4. PLANNING “Think of the difference between a flight plan and an actual flight. Flight plans are really just the pilot’s best guess about things like the weather. No matter how much time the pilot spent planning, things don’t always go according to the plan.In fact, they rarely go just the way the pilot planned. There are just too many variables. So while the plan is important, the key to arriving safely is the pilot’s ability to make the small and consistent course corrections. It is about the course corrections, not the plan.” Excerpt From: Richards, Carl. “The Behavior Gap.”

5. NAMES “The secret of the universe is the naming of things” — Native American saying

6. BIBLICAL WORLDVIEW “When we neglect or reject the revealed truth of Scripture, even our most brilliant scientists and professors are little more than mice scurrying around inside a piano, analyzing all the hammers and strings, willfully ignorant of the musical score sitting on the stand above the keys.” “it is exceedingly odd that scholars master whole libraries seeking wisdom, while the janitor nearby has enjoyed it for years.” Excerpt From: Jeremiah, David. “Searching for Heaven on Earth.”
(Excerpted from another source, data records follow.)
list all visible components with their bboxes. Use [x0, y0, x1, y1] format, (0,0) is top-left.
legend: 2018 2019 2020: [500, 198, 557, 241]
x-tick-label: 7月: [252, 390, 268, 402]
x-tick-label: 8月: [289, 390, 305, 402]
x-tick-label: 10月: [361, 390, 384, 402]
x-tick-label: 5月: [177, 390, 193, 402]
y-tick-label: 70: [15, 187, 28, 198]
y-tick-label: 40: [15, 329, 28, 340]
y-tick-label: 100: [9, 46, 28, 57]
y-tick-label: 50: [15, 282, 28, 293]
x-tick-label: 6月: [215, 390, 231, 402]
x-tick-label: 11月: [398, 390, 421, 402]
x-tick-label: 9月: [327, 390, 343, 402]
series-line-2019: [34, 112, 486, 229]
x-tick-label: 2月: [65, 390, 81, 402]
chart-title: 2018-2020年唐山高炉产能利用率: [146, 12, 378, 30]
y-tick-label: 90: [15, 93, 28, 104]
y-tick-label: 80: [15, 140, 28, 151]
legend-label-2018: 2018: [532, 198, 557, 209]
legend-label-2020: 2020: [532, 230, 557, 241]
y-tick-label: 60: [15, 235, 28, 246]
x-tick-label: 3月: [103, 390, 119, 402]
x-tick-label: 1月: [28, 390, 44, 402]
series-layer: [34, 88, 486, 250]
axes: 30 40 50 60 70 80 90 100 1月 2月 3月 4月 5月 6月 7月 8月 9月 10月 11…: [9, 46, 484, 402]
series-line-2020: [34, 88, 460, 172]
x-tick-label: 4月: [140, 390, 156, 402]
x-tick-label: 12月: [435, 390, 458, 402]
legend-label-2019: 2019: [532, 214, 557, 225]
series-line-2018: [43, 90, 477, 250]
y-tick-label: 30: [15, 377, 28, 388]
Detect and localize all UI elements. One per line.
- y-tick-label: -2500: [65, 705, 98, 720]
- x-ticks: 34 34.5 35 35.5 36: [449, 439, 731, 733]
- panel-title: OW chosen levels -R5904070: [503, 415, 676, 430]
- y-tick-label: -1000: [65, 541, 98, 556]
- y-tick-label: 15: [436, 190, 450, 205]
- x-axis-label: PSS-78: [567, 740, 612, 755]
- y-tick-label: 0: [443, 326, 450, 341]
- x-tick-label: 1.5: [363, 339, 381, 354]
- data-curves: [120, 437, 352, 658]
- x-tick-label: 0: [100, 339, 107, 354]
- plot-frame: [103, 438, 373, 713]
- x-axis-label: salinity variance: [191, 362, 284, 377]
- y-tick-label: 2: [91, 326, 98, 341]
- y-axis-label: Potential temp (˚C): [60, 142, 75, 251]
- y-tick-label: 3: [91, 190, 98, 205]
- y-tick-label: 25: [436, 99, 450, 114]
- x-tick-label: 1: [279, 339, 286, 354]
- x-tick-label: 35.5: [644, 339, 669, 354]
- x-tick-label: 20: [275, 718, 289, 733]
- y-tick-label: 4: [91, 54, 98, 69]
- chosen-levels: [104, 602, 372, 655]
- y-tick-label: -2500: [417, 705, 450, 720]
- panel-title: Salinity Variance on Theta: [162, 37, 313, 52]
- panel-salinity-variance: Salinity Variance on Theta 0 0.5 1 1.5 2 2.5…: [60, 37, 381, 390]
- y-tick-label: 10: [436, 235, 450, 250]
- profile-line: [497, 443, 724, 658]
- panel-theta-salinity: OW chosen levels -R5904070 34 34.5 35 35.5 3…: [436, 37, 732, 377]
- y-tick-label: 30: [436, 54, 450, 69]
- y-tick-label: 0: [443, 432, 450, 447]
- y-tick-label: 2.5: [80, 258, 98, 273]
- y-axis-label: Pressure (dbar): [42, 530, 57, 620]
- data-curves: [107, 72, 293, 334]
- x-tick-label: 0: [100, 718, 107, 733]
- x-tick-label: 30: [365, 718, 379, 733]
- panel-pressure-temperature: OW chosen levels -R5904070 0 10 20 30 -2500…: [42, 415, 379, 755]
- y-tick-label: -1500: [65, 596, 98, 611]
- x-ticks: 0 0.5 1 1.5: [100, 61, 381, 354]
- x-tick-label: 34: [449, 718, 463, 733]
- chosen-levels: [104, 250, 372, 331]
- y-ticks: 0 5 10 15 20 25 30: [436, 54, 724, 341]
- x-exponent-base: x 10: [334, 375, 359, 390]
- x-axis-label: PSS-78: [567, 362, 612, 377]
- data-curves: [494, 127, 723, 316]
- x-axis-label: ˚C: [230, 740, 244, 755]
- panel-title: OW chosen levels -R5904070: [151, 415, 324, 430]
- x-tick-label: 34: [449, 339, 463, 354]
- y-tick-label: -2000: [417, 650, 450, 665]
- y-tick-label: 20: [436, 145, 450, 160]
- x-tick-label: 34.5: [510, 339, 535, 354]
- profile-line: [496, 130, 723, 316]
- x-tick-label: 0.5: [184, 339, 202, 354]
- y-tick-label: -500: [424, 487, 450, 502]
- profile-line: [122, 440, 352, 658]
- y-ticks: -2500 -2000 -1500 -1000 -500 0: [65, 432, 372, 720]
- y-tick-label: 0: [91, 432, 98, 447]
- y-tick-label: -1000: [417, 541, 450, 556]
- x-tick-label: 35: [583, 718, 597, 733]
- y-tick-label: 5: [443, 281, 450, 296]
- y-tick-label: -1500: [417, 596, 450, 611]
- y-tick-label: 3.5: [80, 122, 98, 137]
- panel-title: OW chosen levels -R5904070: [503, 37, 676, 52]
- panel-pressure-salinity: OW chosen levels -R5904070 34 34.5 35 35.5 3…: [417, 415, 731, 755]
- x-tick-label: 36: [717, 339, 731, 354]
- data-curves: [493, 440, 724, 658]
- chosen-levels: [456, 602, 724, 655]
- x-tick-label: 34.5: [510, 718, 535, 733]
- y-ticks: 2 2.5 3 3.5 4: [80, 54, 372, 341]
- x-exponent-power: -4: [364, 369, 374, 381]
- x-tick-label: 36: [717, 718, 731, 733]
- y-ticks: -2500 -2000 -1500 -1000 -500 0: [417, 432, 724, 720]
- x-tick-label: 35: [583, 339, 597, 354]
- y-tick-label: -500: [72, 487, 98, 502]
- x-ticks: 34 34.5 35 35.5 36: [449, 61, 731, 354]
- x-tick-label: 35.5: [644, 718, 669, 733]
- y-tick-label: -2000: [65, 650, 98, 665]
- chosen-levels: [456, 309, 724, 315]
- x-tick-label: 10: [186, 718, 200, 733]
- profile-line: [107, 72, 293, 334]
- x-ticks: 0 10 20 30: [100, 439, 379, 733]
7. LEAVING TOO MUCH FOR KIDS “French novelist Gaston Leroux, creator of The Phantom of the Opera, was almost destroyed in this way. When his father died suddenly, leaving him with a fortune of almost one million francs, Gaston abandoned his career and relaxed into a dissipated existence of gambling and pleasure in colorful Paris society. Within a year he had squandered his inheritance— another sadder but wiser prodigal. Solomon is warning us that accumulating mountains of money becomes meaningless to us within two seconds of death. In fact, the very reality of death strips our possessions of lasting significance.” Excerpt From: Jeremiah, David. “Searching for Heaven on Earth.”

8. STEWARDSHIP “How important it is, then, to keep God in the middle of our bank accounts, our possessions, and our portfolios. Picture your hands out in front of you, cupped together, palms up. In your open hands are all the things He has entrusted to you—money, cars, a home, furniture, everything. All of this is His gift (James 1:17). We are the stewards, and faithfulness is our charge. That means our hands must never close over the gifts, but remain open so that He may use them as required—and refill our hands.” Excerpt From: Jeremiah, David. “Searching for Heaven on Earth.”

9. UNCERTAINTY OF LIFE “It is said that on Veteran’s Day! November 11, 1963, President John F. Kennedy visited Arlington Cemetery to pay his respects to America’s fallen heroes. Gazing over the rolling Virginia hillside from Arlington House, he remarked, “It is so beautiful that I could stay here forever.” Two weeks later he returned in a flag-draped coffin to be buried beneath an eternal flame.” Excerpt From: Jeremiah, David. “Searching for Heaven on Earth.”

10. REPLENISHMENT “You are literally not the same person you were seven years ago physically.  Scientists tell us that every seven years we replenish all the cells within our bodies. What about spiritually?” Excerpt From: Jeremiah, David. “Searching for Heaven on Earth.”